Researchers from The University of Queensland have made a dust from baker’s yeast that can detect COVID-19 and could safeguard communities against future pandemics.
The powdery ‘nanoprobes’ developed at UQ’s Australian Institute for Bioengineering and Nanotechnology (AIBN) are synthetic fragments of the yeast cell wall which can be deployed in environments such as airports, hospitals, stadiums and sewers to detect COVID-19 biomarkers.
Lead researcher and director of the AIBN’s Centre for Personalised Nanomedicine Professor Matt Trau said the yeast nanoprobes can be integrated into current COVID-19 testing platforms as well as acting as stand-alone sensors because of the remarkable stability the yeast cell walls have, enabling them to survive even in harsh, high temperature, dry and acidic or caustic conditions.
“Yeast has long been a cheap, safe and abundant ingredient in bread and beer, and thanks to its unique chemical properties, it can now be used as a universal diagnostic technology that rivals PCR testing for speed and sensitivity, whilst being cheap and easy to manufacture and stable in environments no other traditional diagnostic could withstand - such as the surface of high flow airfilters” Professor Trau said.
“We often refer to yeasts as biofactories because they are the oldest industrial microorganisms to make essential products for us”.

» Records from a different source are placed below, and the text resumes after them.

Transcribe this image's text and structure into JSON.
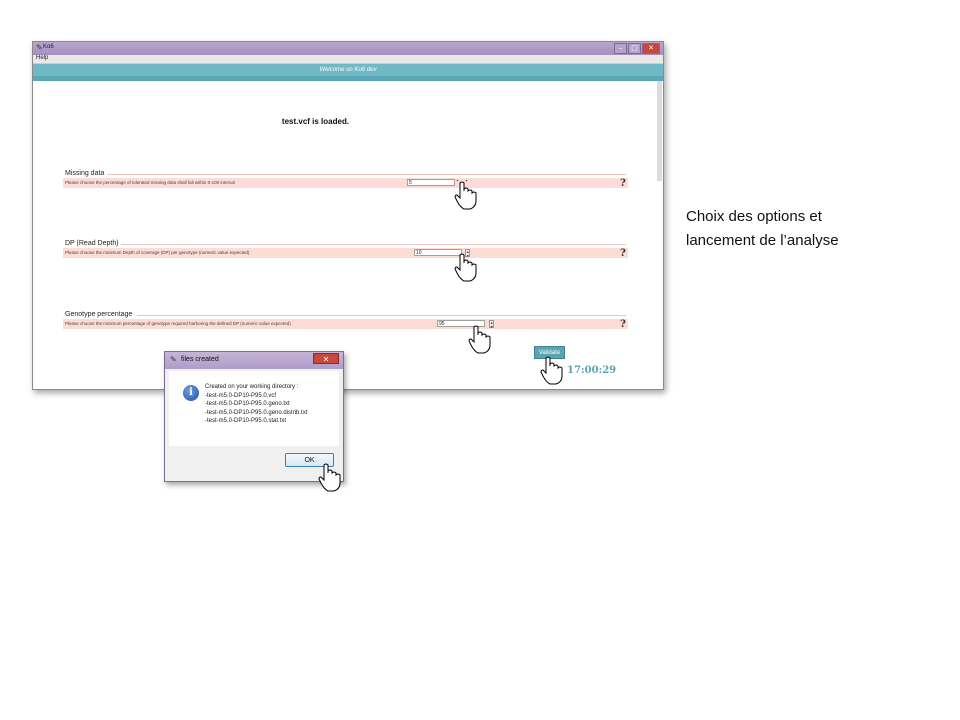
{
  "window": {
    "title": "Ko6",
    "menu_help": "Help",
    "welcome": "Welcome on Ko6 dev",
    "loaded_message": "test.vcf is loaded."
  },
  "panels": [
    {
      "title": "Missing data",
      "description": "Please choose the percentage of tolerated missing data shall fall within 0-100 interval",
      "value": "5",
      "help": "?"
    },
    {
      "title": "DP (Read Depth)",
      "description": "Please choose the minimum Depth of coverage (DP) per genotype (numeric value expected)",
      "value": "10",
      "help": "?"
    },
    {
      "title": "Genotype percentage",
      "description": "Please choose the minimum percentage of genotype required harboring the defined DP (numeric value expected)",
      "value": "95",
      "help": "?"
    }
  ],
  "validate_label": "Validate",
  "clock": "17:00:29",
  "dialog": {
    "title": "files created",
    "close": "✕",
    "info_icon": "info-icon",
    "lines": [
      "Created on your working directory :",
      "-test-m5.0-DP10-P95.0.vcf",
      "-test-m5.0-DP10-P95.0.geno.txt",
      "-test-m5.0-DP10-P95.0.geno.distrib.txt",
      "-test-m5.0-DP10-P95.0.stat.txt"
    ],
    "ok": "OK"
  },
  "caption": {
    "line1": "Choix des options et",
    "line2": "lancement de l’analyse"
  },
  "colors": {
    "accent": "#5aa4af",
    "panel_bg": "#fcdcd4",
    "titlebar": "#b09cc8"
  }
}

“In this case, we are using the same historically inexpensive and highly scalable food production systems to create a sensor powder that can be deployed in the environment to detect a range of viral threats.”
All conventional fluorescent, electrochemical, paper or dye-based analysis techniques can be used to examine the nanoprobes to see if they’ve been exposed to a virus. The team is already investigating a device-independent self-reporting yeast sensor that can be read remotely with no specialist equipment (e.g., though drone or satellite surveillance).

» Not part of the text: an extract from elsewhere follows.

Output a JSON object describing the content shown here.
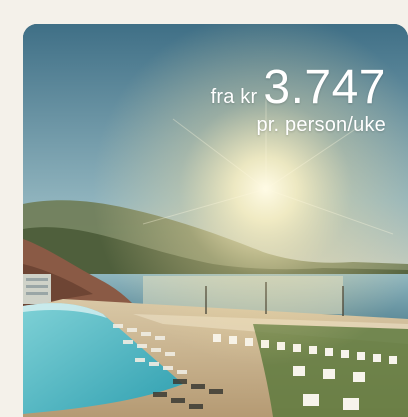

A head start on new and emerging threats
AIBN research fellow Dr Selvakumar Edwardraja said the yeast sensor technology can also be genetically programmed to detect any specific or future viral strain, such as the COVID-19 variants Delta and Omicron, and give health systems a head start on new and emerging viral threats that could be jumping from animals to people.

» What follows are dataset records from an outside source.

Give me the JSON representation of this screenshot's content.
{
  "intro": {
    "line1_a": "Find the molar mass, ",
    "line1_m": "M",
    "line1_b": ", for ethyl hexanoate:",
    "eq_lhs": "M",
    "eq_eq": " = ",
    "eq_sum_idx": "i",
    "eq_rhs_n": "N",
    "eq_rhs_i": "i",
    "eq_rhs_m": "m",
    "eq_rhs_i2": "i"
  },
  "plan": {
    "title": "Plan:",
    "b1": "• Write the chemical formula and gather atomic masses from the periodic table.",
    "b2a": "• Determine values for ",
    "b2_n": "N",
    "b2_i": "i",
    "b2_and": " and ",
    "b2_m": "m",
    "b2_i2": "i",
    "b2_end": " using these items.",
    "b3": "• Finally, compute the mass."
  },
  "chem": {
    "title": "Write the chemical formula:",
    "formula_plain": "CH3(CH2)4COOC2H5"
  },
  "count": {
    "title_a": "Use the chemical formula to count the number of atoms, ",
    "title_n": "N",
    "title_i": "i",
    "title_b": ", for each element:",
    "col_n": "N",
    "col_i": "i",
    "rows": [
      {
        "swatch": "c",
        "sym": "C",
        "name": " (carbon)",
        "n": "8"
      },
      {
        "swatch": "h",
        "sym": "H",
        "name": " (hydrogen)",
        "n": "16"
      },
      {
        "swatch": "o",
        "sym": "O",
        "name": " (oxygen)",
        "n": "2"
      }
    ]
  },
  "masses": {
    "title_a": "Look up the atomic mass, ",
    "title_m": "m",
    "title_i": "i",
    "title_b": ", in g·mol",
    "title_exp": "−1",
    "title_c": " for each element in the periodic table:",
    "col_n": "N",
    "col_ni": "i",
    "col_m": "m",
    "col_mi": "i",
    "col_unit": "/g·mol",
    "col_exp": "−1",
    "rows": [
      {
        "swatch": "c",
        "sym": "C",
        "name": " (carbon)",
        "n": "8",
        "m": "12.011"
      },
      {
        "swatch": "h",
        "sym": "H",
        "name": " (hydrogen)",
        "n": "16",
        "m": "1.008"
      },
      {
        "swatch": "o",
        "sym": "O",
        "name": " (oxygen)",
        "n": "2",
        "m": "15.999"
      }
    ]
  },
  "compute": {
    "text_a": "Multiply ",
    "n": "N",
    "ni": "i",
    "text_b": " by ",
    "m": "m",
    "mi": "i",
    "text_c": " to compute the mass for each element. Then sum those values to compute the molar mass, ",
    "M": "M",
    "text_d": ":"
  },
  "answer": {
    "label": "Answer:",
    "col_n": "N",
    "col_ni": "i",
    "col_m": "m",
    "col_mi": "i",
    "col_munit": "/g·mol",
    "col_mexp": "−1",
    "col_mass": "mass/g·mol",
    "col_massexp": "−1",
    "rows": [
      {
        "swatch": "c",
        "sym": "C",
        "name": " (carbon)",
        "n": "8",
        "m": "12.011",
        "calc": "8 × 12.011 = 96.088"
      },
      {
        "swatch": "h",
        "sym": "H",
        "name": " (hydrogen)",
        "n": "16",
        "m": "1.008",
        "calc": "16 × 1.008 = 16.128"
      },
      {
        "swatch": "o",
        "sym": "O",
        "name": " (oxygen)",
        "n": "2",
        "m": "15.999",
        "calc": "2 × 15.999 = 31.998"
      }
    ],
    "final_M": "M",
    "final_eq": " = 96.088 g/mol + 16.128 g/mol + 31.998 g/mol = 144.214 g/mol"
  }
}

“The constant mutation of COVID-19 means it is no longer enough to test whether someone has been infected,” Dr Edwardraja said.
“We must now be able to quickly identify which variant a patient has, where it has come from, and what needs to be done to treat it. We would also like to know, from which animal it came.”
Research co-author Dr Chris Howard said the cost-effective and easily scalable nature of the yeast nanoprobes means the technology could be a globally accessible tool for pandemic defence systems.
“If we want to block new and more severe variants from taking hold, we need diagnostic tools that are quick to make and distribute and can be tweaked for a wide range of on-site testing processes,” Dr Howard said.
“With yeast being so cheap, this technology could be important for low resource regions of the globe that cannot afford current expensive diagnostic tests or manufacturing facilities.”
The nanoprobe technology is described in full in Nature Nanotechnology.